In common with several other pages from the sketchbook the drawing was made quickly in blue oil paint. A surprising amount of detail is secured in the face, which is arranged around a central line reminiscent of Cubist representations of heads seen simultaneously in full-face and profile. In other respects the details are difficult to ascertain. Above all, it is not clear whether the figure is relaxing on a sofa in a corner or whether it has fallen backwards. Such abandoned poses are found in many of the artist’s works, but the linear structure may suggest the collapse of a boxer.

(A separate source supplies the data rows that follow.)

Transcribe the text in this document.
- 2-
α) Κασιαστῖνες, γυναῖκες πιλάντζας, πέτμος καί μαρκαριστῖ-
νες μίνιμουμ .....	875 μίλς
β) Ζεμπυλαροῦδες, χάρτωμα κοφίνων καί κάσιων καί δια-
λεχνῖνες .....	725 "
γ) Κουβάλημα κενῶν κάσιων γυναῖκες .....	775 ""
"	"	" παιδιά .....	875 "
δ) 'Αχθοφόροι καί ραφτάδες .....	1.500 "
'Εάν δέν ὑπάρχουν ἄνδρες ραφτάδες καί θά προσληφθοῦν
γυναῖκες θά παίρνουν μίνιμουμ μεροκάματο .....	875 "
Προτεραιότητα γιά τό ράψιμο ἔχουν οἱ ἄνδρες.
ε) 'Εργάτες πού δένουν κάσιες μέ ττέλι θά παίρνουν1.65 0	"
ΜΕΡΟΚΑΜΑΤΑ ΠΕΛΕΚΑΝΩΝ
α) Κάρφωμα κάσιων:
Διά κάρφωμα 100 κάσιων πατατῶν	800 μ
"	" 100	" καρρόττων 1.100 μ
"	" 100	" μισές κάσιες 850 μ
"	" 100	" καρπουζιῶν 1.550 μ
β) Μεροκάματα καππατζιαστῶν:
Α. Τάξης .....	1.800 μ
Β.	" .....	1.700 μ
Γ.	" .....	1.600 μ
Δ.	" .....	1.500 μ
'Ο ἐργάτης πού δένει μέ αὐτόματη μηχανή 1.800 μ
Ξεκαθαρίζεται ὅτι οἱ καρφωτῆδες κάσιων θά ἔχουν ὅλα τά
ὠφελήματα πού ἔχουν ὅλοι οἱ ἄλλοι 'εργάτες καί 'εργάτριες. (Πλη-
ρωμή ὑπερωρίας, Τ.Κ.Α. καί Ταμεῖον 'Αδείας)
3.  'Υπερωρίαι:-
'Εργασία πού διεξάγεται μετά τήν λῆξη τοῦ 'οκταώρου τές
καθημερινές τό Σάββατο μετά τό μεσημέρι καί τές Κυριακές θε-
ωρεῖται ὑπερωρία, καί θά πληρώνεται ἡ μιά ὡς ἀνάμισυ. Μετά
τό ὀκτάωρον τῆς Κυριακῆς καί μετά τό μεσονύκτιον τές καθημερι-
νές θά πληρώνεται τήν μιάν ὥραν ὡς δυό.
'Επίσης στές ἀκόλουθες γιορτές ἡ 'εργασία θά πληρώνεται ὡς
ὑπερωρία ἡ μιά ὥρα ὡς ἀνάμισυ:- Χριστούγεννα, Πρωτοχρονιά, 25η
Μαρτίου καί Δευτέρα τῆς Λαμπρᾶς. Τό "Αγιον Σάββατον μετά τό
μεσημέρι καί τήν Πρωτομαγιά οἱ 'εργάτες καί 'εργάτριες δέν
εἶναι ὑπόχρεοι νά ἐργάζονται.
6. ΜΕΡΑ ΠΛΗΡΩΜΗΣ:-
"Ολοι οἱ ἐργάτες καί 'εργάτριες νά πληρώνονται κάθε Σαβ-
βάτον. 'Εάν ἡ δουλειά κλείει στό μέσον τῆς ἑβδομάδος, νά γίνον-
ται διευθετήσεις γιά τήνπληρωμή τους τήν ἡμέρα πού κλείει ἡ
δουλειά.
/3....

Bacon is known to have been interested in boxing, and the previous owner believed that several of the drawings in the sketchbook reflected this enthusiasm. In this respect, it is possible that Sketch [Fallen Figure] derives from magazine photographs of the sport which the artist collected as sources. It appears to show an instant from a bout comparable to those in Sketch [Collapsed Figure] and Sketch [Fallen Figure with Arms Up] (T07357, T07370). The boxer falls backwards – or, perhaps, relaxes - into the corner of a ring, indicated by the converging lines of the ropes. Sketch [Fallen Figure with Arms Up] shows a similar situation but seen from the side. Although the sketches were accompanied by material from Bacon’s studio which including pages from a history of boxing (TGA 9810),4 no precise source for this pose has been found.
This is one of twenty-six works on paper from the same spiral bound sketchbook showing perforations along the left hand side; general issues relating to their creation and preservation are discussed in the entry on Sketch [Two Owls, No. 1] (Tate Gallery T07355).